Voy de pie, medio pasmado. Voy en un viejo globo, hacia Königsberg. Silencio absoluto, calma completa de la atmósfera, solo perturbada por los crujidos del mimbre que nos lleva. En la engañosa quietud evoco a Emmanuel Kant, que precisamente nació en esa ciudad prusiana de Königsberg (rebautizada por los rusos como Kaliningrado) y no se movió en su vida de allí; al parecer, eligió conocer la variedad del mundo y la infinitud de países a través sólo de los libros.

Me hace pensar en el joven André Gide que, habiendo escrito un librito bajo el título embaucador de Voyage au Spitzberg, fue un día a ver a su protector Mallarmé y le dio un ejemplar. Mallarmé le miró desconcertado, pues, de acuerdo al título, creyó que se trataba de un viaje real. Cuando una semana después volvió a verle, le dijo al joven Gide: “¡Ah, que susto me dio usted! Temí que hubiera ido allá de verdad”.

En aquel entonces realidad y ficción aún eran conceptos bien distintos, y por eso fue normal que Mallarmé, el escritor hogareño por excelencia, se alarmara ante el extraño viaje que parecía haber hecho su joven admirador.

Simpatizo con los que se van sin irse, con los que dicen haber estado en un lugar y luego descubrimos que no han pisado ese sitio en su vida. Me caen bien porque son sencillos. En cuanto doy con ese tipo de nómadas inmóviles, suelo corroborar que sólo las imaginaciones limitadas necesitan los viajes al extranjero. De hecho, admiro a aquellos que cierran con doble llave sus cuartos para que el confinamiento les proporcione mayor libertad en su vuelo mental.

Así las cosas, no es extraño que me haya encantado el último Bayard, Comment parler des lieux où l'on n'a pas été? (Cómo hablar de lugares donde no hemos estado), libro publicado en Francia por Minuit y entre nosotros aún no traducido. Se trata en realidad de una especie de continuación lógica de su célebre Cómo hablar de los libros que no se han leído (Anagrama).

Me ha gustado ese nuevo libro de Pierre Bayard, aunque debo precisar que no lo he leído, ni falta que me hace. Es más, esperaré a que se publique la traducción para poder reincidir en el mismo delito y seguir insistiendo en no abrir el libro. Aunque, eso sí, puedo hablar de él como si lo conociera de memoria. Después de todo, si adquirí cierta pericia en esta clase de lecturas fue gracias a las instrucciones que propio Bayard me diera en Cómo hablar de los libros que no se han leído.

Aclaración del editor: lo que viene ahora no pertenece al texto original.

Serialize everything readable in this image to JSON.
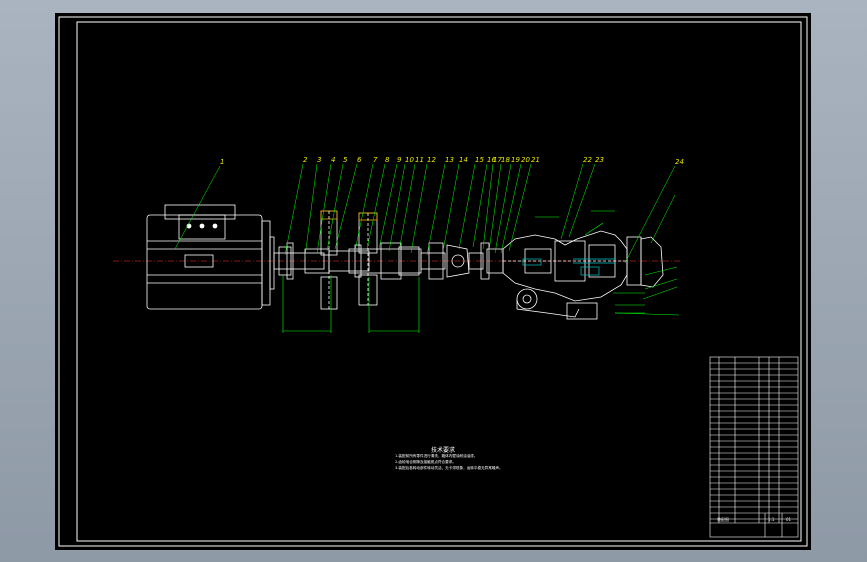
{
  "drawing": {
    "background": "#000000",
    "frame_color": "#ffffff",
    "part_color": "#ffffff",
    "annotation_color": "#00ff00",
    "centerline_color": "#ff3030",
    "callout_color": "#e8e800",
    "shaded_color": "#00c8c8",
    "balloon_numbers": [
      "1",
      "2",
      "3",
      "4",
      "5",
      "6",
      "7",
      "8",
      "9",
      "10",
      "11",
      "12",
      "13",
      "14",
      "15",
      "16",
      "17",
      "18",
      "19",
      "20",
      "21",
      "22",
      "23",
      "24"
    ],
    "technical_requirements": {
      "title": "技术要求",
      "lines": [
        "1.装配前所有零件进行清洗，箱体内壁涂耐油油漆。",
        "2.齿轮啮合侧隙及接触斑点符合要求。",
        "3.装配后各转动部件转动灵活，无卡滞现象，运转平稳无异常噪声。"
      ]
    },
    "title_block": {
      "sheet_label": "装配图",
      "scale": "1:1",
      "sheet_no": "01"
    }
  }
}
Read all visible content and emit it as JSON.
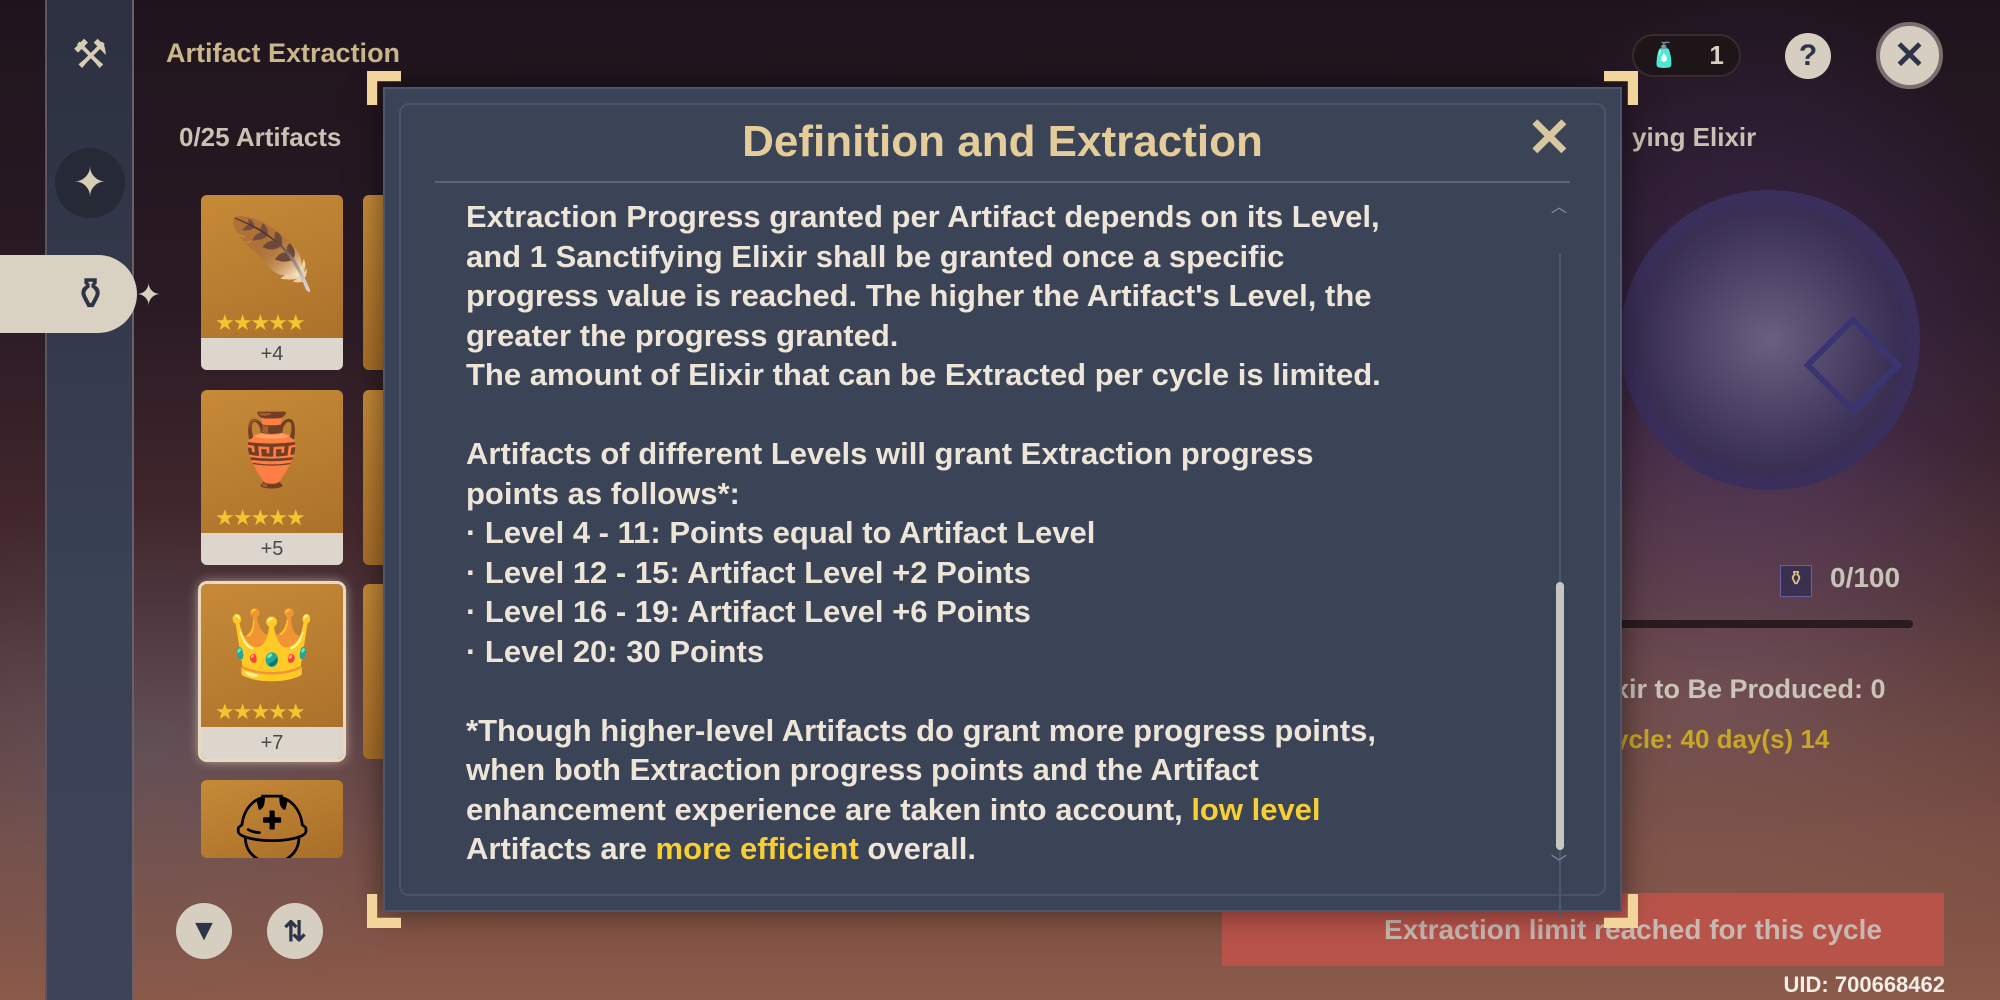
{
  "header": {
    "title": "Artifact Extraction",
    "artifact_count": "0/25 Artifacts",
    "currency_count": "1",
    "currency_icon": "elixir-icon",
    "help_label": "?",
    "close_label": "✕",
    "elixir_label": "ying Elixir"
  },
  "sidebar": {
    "items": [
      {
        "icon": "anvil-icon"
      },
      {
        "icon": "flower-orb-icon"
      },
      {
        "icon": "vase-icon",
        "active": true
      }
    ]
  },
  "artifacts": [
    {
      "level": "+4",
      "stars": "★★★★★",
      "art": "🪶"
    },
    {
      "level": "+5",
      "stars": "★★★★★",
      "art": "🏺"
    },
    {
      "level": "+7",
      "stars": "★★★★★",
      "art": "👑",
      "selected": true
    },
    {
      "level": "",
      "stars": "",
      "art": "⛑"
    }
  ],
  "toolbar": {
    "filter_icon": "filter-icon",
    "sort_icon": "sort-icon"
  },
  "right_panel": {
    "progress": "0/100",
    "progress_fraction": 0,
    "to_be_produced": "xir to Be Produced: 0",
    "cycle_line1": "ycle: 40 day(s) 14",
    "cycle_line2": ")",
    "limit_button": "Extraction limit reached for this cycle",
    "uid": "UID: 700668462"
  },
  "modal": {
    "title": "Definition and Extraction",
    "close": "✕",
    "lines": [
      "Extraction Progress granted per Artifact depends on its Level,",
      "and 1 Sanctifying Elixir shall be granted once a specific",
      "progress value is reached. The higher the Artifact's Level, the",
      "greater the progress granted.",
      "The amount of Elixir that can be Extracted per cycle is limited."
    ],
    "lines2": [
      "Artifacts of different Levels will grant Extraction progress",
      "points as follows*:",
      " · Level 4  -  11: Points equal to Artifact Level",
      " · Level 12  -  15: Artifact Level +2 Points",
      " · Level 16  -  19: Artifact Level +6 Points",
      " · Level 20: 30 Points"
    ],
    "note1": "*Though higher-level Artifacts do grant more progress points,",
    "note2": "when both Extraction progress points and the Artifact",
    "note3a": "enhancement experience are taken into account, ",
    "note3b": "low level",
    "note4a": "Artifacts are ",
    "note4b": "more efficient",
    "note4c": " overall.",
    "highlight_color": "#f7cf35"
  }
}
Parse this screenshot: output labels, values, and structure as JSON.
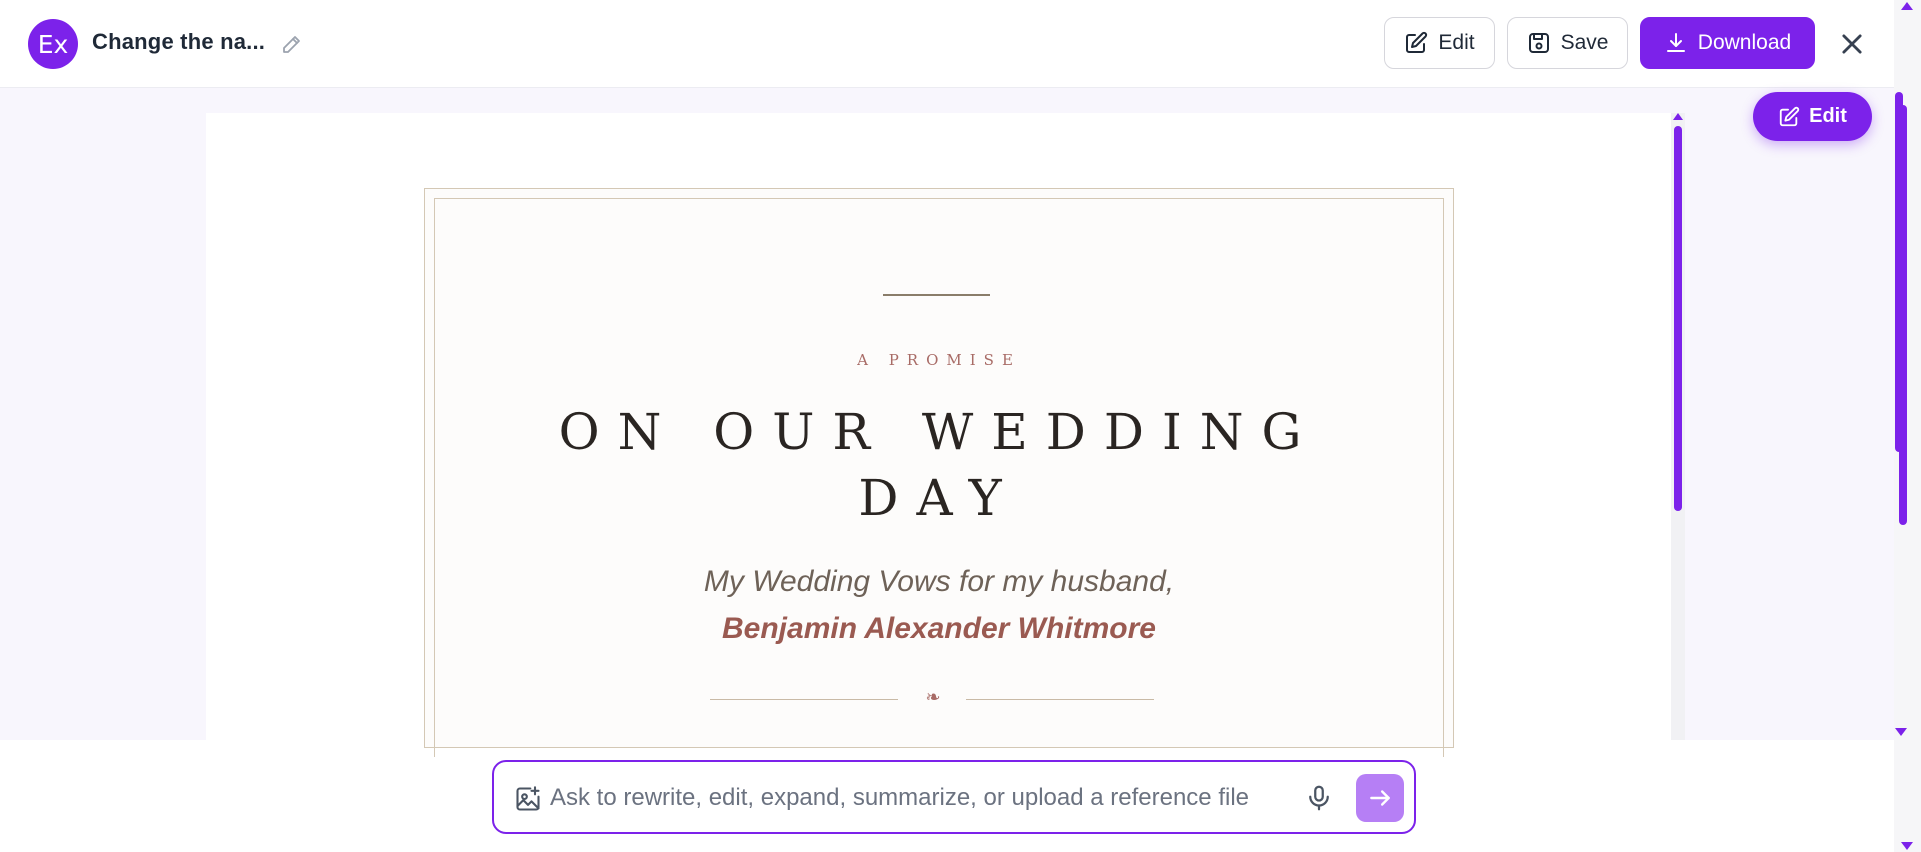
{
  "header": {
    "avatar_text": "Ex",
    "doc_title": "Change the na...",
    "edit_label": "Edit",
    "save_label": "Save",
    "download_label": "Download"
  },
  "document": {
    "eyebrow": "A PROMISE",
    "title_line1": "ON OUR WEDDING",
    "title_line2": "DAY",
    "subtitle": "My Wedding Vows for my husband,",
    "husband_name": "Benjamin Alexander Whitmore",
    "ornament": "❧"
  },
  "floating_edit": {
    "label": "Edit"
  },
  "prompt": {
    "placeholder": "Ask to rewrite, edit, expand, summarize, or upload a reference file"
  },
  "colors": {
    "accent": "#7c22ea",
    "accent_light": "#b67ff5",
    "workspace_bg": "#f8f6fd",
    "title_text": "#2a2522",
    "rose": "#a86b66"
  },
  "icons": [
    "pencil-icon",
    "edit-square-icon",
    "save-disk-icon",
    "download-icon",
    "close-icon",
    "image-attach-icon",
    "microphone-icon",
    "arrow-right-icon"
  ]
}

Sigo de pie en mi globo, deslizándome sigilosamente hacia Prusia, hacia Königsberg, hoy Kaliningrado. Puedo ya advertir en el filo del horizonte, en brumas, la ciudad natal de Emmanuel Kant, la ciudad del viajero más inmóvil que existió nunca. Y mientras me empuja el cálido aire indiferente de la tarde voy recordando que de ese libro de Bayard sobre “lugares donde no hemos estado” me han interesado especialmente sus bellas palabras sobre Jules Verne, su estudio de las técnicas viajeras de Chateaubriand, las páginas en torno al gran Emmanuel Carrère, o las que hablan del éxito en Alemania de Karl May y sus relatos sobre el Far West sin haberlo visitado nunca, el relato sobre la Samoa totalmente imaginaria de Margaret Mead…

Quizás las mejores páginas sean las que nos acercan al caso del malogrado Édouard Glissant, el gran escritor de la Martinica. Queriendo escribir un minucioso libro sobre la isla de Pascua y no pudiendo desplazarse hasta allí por problemas de salud, envió a aquel lejano paraíso a Sylvie Séma, su mujer, y después firmó con ella La terre magnétique. El resultado final fue asombroso. Glissant parecía en ese libro saber más sobre la isla de Pascua que el nativo más sabio del lugar. Una proeza, por otra parte, nada sorprendente para quienes le conocían bien. Y es que el martiniqués fue siempre experto en el kafkiano arte de irse muy lejos para quedarse aquí.